Vesicular exanthema of swine virus

Virus classification
- (unranked): Virus
- Realm: Riboviria
- Kingdom: Orthornavirae
- Phylum: Pisuviricota
- Class: Pisoniviricetes
- Order: Picornavirales
- Family: Caliciviridae
- Genus: Vesivirus
- Species: Vesivirus exanthema
- Synonyms: San Miguel sea lion virus; Swine vesicular exanthema virus; Vesicular exanthema virus type A; Vesicular exanthema of swine virus, serotype A;

= Vesicular exanthema of swine virus =

Species of virus

Vesicular exanthema of swine virus (VESV) is a virus which produces a disease in pigs that is clinically indistinguishable from the viruses causing foot-and-mouth disease (FMD) and swine vesicular disease (SVD). VESV affects only pigs and marine mammals. It is not transmissible to humans.

VESV is only a concern among Californian pig-farmers; otherwise, the disease is now, by and large, a historical curiosity. It was globally eradicated in swine in 1959.

==Source of virus==
Viruses that are virtually identical to VESV are present in marine mammals and fish along the Pacific coast of the United States. These viruses are sometimes called San Miguel Sea Lion Virus. It is therefore assumed that the source of VESV was waste seafood fed to pigs or as garbage finding its way to pigs from farmed mink that were fed seafood.

==History==
VESV was first diagnosed in pigs in Southern California in 1932. Because of its close similarity to FMD, all the pigs were destroyed. It kept reappearing in California from time to time, with the pigs being slaughtered each time. Then, in 1952, the virus escaped from California in a trainload of infected pork. Garbage-fed pig herds came down with the disease, and it spread from them to neighboring herds until herds in 43 states were affected. It was eventually stamped out in 1956 by a major slaughter policy combined with a ban on feeding uncooked garbage to pigs. It was declared an exotic disease in the United States in 1959.

The only cases outside the United States were in slaughter pigs on ships from the U.S. bound for Hawaii in 1947 and in pigs fed uncooked pork scraps from an American military base in Iceland in 1955.

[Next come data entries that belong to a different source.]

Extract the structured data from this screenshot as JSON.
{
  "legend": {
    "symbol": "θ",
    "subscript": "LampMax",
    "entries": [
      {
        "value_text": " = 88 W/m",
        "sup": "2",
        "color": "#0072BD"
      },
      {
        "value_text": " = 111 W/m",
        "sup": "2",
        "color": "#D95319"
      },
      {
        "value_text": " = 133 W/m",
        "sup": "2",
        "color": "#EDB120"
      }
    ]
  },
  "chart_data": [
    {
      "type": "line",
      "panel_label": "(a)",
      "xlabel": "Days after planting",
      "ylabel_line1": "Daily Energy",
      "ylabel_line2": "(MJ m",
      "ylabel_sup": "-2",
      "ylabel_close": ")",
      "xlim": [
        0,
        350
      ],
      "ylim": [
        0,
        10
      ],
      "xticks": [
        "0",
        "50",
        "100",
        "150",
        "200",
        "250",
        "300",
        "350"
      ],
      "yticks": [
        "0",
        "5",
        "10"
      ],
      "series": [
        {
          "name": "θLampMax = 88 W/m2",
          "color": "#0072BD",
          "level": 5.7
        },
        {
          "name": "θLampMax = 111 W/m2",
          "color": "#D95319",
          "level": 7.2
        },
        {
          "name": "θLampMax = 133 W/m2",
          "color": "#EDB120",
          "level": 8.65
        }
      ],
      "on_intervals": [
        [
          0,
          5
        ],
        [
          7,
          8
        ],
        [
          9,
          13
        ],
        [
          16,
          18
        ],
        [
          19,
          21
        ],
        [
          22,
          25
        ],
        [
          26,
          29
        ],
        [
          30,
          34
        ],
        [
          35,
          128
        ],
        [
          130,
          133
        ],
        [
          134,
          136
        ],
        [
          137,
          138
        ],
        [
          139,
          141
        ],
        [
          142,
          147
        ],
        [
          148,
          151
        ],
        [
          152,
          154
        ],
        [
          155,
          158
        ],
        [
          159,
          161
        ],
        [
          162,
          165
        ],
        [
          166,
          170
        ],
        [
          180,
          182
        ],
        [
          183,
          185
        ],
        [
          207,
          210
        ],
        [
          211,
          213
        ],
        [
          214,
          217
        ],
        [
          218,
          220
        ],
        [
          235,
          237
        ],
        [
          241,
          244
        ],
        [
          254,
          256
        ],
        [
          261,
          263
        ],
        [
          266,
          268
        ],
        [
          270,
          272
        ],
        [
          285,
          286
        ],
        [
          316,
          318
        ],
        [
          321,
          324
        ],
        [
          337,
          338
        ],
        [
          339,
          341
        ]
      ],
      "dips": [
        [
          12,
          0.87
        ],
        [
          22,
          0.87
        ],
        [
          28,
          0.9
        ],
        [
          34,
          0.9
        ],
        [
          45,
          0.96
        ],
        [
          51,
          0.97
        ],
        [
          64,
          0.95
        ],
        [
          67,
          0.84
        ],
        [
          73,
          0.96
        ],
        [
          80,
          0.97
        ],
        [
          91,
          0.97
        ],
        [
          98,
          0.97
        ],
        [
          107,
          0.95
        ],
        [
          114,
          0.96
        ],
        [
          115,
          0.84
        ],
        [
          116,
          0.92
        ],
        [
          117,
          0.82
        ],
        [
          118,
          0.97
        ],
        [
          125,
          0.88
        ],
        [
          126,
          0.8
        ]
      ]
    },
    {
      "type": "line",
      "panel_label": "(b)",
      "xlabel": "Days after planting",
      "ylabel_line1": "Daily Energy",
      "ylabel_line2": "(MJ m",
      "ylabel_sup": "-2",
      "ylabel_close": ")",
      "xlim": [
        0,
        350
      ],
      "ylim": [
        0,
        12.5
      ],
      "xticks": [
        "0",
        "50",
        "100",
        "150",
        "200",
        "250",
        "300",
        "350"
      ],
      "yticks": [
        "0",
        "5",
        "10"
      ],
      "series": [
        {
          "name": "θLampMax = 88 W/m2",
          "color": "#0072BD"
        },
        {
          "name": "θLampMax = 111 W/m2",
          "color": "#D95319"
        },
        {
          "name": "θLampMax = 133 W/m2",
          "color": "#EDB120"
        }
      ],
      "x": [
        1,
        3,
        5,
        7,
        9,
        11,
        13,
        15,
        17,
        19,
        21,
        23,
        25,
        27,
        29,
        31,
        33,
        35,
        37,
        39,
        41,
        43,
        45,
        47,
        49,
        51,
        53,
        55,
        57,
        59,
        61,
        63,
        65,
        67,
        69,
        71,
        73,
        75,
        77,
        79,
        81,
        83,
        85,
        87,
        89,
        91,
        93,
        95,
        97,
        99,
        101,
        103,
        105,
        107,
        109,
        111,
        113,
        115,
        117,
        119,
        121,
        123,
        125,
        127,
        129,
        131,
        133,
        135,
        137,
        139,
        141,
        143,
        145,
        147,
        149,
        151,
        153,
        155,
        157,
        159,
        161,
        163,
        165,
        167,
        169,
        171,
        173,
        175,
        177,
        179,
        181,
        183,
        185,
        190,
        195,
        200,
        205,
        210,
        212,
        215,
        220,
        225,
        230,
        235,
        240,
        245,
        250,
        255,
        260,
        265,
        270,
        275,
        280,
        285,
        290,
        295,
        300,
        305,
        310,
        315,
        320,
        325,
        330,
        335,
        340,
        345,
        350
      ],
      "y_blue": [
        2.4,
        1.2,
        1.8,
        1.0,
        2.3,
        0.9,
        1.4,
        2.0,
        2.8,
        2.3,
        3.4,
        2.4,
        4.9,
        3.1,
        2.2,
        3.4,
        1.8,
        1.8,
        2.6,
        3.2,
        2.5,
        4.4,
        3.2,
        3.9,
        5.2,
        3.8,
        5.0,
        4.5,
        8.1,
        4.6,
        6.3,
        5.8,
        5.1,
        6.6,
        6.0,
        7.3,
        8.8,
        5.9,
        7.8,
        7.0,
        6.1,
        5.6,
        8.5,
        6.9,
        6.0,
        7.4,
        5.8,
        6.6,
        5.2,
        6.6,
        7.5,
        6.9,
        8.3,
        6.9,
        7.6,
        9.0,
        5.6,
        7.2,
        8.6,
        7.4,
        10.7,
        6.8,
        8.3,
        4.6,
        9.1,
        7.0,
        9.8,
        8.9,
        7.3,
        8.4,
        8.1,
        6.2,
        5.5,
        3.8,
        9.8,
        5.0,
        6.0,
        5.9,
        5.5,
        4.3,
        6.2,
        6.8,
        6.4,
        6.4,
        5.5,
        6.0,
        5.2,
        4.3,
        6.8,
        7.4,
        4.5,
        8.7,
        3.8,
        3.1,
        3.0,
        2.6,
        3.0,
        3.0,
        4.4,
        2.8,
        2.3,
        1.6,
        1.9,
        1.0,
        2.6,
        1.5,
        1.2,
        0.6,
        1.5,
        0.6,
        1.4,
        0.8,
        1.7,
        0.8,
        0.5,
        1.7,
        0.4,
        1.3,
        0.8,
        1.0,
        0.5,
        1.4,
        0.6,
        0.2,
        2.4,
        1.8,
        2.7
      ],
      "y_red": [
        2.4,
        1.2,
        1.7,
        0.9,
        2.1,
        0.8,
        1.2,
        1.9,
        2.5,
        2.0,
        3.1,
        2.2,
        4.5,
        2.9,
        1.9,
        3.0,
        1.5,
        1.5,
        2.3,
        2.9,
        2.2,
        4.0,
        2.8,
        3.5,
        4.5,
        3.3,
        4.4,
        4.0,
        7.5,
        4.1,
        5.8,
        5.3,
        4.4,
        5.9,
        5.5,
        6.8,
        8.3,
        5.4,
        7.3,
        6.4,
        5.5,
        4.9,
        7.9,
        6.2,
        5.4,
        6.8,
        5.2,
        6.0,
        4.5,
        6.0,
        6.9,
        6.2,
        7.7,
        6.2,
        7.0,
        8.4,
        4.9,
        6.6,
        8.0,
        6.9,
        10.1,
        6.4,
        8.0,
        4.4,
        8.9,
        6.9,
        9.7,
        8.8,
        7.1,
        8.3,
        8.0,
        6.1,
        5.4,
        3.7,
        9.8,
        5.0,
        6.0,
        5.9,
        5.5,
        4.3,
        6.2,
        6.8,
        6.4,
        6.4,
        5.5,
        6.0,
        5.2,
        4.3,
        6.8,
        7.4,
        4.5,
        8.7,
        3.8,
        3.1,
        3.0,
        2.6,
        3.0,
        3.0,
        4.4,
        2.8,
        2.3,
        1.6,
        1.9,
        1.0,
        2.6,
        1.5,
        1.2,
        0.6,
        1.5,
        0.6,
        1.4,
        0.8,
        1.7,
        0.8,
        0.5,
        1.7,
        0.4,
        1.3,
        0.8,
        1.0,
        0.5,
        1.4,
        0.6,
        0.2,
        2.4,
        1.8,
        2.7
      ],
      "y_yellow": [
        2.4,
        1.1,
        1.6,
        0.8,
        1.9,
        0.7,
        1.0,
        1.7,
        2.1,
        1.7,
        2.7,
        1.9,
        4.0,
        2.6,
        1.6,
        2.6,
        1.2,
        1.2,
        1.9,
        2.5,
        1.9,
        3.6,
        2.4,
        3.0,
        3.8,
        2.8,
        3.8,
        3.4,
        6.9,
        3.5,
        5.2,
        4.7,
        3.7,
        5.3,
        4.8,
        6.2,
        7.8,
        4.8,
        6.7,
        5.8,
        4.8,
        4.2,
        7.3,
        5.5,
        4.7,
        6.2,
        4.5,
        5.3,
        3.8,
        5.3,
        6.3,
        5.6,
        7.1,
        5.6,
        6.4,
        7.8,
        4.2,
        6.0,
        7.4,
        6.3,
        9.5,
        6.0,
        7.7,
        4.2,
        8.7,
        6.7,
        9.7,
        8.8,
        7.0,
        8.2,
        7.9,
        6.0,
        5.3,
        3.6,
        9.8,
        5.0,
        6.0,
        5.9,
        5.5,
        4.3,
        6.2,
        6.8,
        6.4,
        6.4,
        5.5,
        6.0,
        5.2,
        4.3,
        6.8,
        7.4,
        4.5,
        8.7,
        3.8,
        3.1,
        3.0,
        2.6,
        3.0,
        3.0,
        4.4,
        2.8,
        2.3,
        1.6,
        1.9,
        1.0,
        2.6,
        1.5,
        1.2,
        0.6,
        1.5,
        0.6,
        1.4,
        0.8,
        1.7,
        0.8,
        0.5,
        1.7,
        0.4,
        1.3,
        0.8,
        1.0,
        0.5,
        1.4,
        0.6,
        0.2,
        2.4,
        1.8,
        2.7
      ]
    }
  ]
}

The source of the virus remained a mystery until 1972, when an essentially similar virus, the San Miguel sea lion virus (SMSV) was isolated from San Miguel Island sea lions. When inoculated experimentally into pigs, it caused typical signs of VESV.

==Transmission==
Once established within a herd, transmission from pig to pig is by direct contact. Initiation of new outbreaks starts by feeding infected uncooked pork scraps.

==Symptoms==
Symptoms are very similar to FMD and include:
- Fever up to 107 °F.
- Vesicles on the epithelium of the snout, lips, nostrils, tongue, feet and mammary glands.
- Epithelial lesions identical to the other vesicular diseases.
- No systemic lesions.

Mortality is low, but there may be some deaths in suckling piglets. Growing pigs may become debilitated.

==Diagnosis==
Diagnosis requires laboratory tests. Serological methods such as complement fixation, serum neutralization and PCR are available.

==Virology==
Virions consist of a capsid. Virus capsid is not enveloped, round with icosahedral symmetry. The isometric capsid has a diameter of 35–39 nm. Capsids appear round to hexagonal in outline. The capsid surface structure reveals a regular pattern with distinctive features. The capsomer arrangement is clearly visible. Capsid with 32 cup-shaped depressions.

Under in vitro conditions, virions are inactivated in acid environment of pH 3–5.

The genome is not segmented and contains a single molecule of linear positive-sense, single-stranded RNA. Minor species of non-genomic nucleic acid are also found in virions. The complete genome is 7900 nucleotides long. The 5'-end of the genome has a viral protein genome-linked (VPg). The 3'-terminus has a poly (A) tract. The genome encodes viral structural proteins. Lipids are not reported.

By itself, the genomic nucleic acid is infectious.

==Management control and prevention==
No vaccines are available. The cooked garbage policy in the United States should prevent its reappearance. Pigs should not be fed waste seafood.